With some things you read in the press you agree, with others not. Some you find more interesting, others less, and yet others totally dull. There are pieces you feel a need to read with care and pieces you're content to skim. But unless it's something deeply scientific or highly technical, plain understanding isn't often a problem in reading a newspaper. Yesterday, however, I came across a column in the Irish Times by which I was flummoxed. It took me a while to get beyond the opening sentence:
It is a terrible thing when you lose faith in gardening.
What? That must surely be the wrong g-word, was my first thought. Gardening?

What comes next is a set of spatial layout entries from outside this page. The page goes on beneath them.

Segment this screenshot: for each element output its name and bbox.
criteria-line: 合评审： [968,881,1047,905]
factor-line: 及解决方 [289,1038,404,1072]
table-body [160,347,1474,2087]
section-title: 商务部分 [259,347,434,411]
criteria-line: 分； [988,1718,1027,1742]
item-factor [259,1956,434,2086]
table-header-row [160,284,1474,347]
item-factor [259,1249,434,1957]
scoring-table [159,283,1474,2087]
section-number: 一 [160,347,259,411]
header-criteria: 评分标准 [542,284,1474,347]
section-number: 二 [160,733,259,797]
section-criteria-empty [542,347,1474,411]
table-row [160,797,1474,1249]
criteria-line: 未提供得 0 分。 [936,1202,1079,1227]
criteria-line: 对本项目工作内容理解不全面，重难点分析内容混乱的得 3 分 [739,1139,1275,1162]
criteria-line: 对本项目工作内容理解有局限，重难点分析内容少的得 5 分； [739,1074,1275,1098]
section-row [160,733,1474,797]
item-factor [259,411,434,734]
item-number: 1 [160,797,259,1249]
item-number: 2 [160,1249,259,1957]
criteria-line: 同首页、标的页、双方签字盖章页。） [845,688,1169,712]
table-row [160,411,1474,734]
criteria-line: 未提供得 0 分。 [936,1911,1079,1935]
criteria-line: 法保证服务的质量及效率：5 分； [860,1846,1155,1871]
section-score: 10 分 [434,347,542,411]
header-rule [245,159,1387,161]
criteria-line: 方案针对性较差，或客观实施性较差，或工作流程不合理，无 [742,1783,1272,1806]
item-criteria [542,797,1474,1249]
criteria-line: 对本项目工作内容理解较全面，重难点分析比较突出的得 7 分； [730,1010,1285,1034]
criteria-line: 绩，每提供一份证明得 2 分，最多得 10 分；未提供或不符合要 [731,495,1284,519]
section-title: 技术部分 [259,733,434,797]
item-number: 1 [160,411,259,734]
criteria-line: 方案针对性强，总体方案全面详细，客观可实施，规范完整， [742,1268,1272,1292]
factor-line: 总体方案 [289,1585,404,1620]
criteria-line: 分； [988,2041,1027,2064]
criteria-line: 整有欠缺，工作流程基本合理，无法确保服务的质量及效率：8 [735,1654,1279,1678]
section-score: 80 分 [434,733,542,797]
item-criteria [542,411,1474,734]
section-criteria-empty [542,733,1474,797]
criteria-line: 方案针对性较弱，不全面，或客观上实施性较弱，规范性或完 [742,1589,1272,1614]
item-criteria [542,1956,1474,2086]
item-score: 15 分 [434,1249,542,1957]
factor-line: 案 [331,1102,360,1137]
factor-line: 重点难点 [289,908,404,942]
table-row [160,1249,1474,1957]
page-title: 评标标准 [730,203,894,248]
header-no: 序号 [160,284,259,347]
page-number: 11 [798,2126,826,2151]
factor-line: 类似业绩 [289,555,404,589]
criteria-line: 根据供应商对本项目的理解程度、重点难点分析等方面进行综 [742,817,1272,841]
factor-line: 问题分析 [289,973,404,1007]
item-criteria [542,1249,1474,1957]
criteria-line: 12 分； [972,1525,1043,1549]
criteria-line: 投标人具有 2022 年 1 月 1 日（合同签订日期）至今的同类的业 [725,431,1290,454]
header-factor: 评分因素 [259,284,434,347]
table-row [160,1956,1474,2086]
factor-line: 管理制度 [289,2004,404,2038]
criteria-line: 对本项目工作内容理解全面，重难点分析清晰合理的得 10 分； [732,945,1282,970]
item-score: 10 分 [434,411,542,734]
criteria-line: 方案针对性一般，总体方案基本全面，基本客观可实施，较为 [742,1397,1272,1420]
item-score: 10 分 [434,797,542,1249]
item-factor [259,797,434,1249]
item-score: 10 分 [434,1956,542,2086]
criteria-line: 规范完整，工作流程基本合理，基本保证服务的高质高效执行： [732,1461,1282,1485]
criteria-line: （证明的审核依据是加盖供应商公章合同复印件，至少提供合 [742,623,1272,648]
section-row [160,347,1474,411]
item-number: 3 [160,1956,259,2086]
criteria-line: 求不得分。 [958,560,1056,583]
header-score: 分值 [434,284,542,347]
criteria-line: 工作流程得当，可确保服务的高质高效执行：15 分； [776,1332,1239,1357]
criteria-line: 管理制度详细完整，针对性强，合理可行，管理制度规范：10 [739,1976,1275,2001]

OK, I'm familiar with the words of the immortal Jane: 'One half of the world cannot understand the pleasures of the other'. Though I have no love of gardening, in fact an antipathy for it, I do not deny the possibility of its giving pleasure to others. But a terrible thing, and to lose faith? Some overstatement, surely.
But there's more in the same vein.
It is particularly terrible to lose faith in gardening in these troubled times, when more than 90 per cent of the Irish middle class remain attached, both intellectually and emotionally, to a horticultural orthodoxy that foreign observers find extraordinary.
If you think this 90 per cent statistic surprising stick around, because it has a twin following close behind:
In this matter the Irish middle class exhibits a striking uniformity of belief. In a recent survey, nine out of 10 of them stated that they would prefer their children to marry gardeners.
Readers, I promise you, my tolerance for the different tastes of others is enormous. As I have said more than once before, I am untroubled by the fact that there are fans of the singing of Mary Chapin Carpenter. But nine out of 10 middle class Irish people wanting their children to marry gardeners is astonishing even once you realize that that doesn't necessarily mean professional gardeners.
How have I managed to miss this level of insanity amongst Irish people that I know? Liking, even loving, gardening I can understand, though I do not share it. But having faith in it to the tune of 90 per cent and preferring your children to marry into the faith? Isn't it like wanting your children to marry collectors of cricket books? Complete failure of comprehension... 'How do you carry on when you know that, contrary to all the lies peddled in the newspapers, on the radio and on television, that you can go wrong with potatoes?... It is hard to try again once you have been visited by carrot fly... The scandal of compost alone is horribly under-reported.' A colleague once suggested to me that my... er, indifference to gardening wasn't entirely uncommon amongst Jews. Maybe so. But, whether for that reason or for some other, I'm struggling with this one.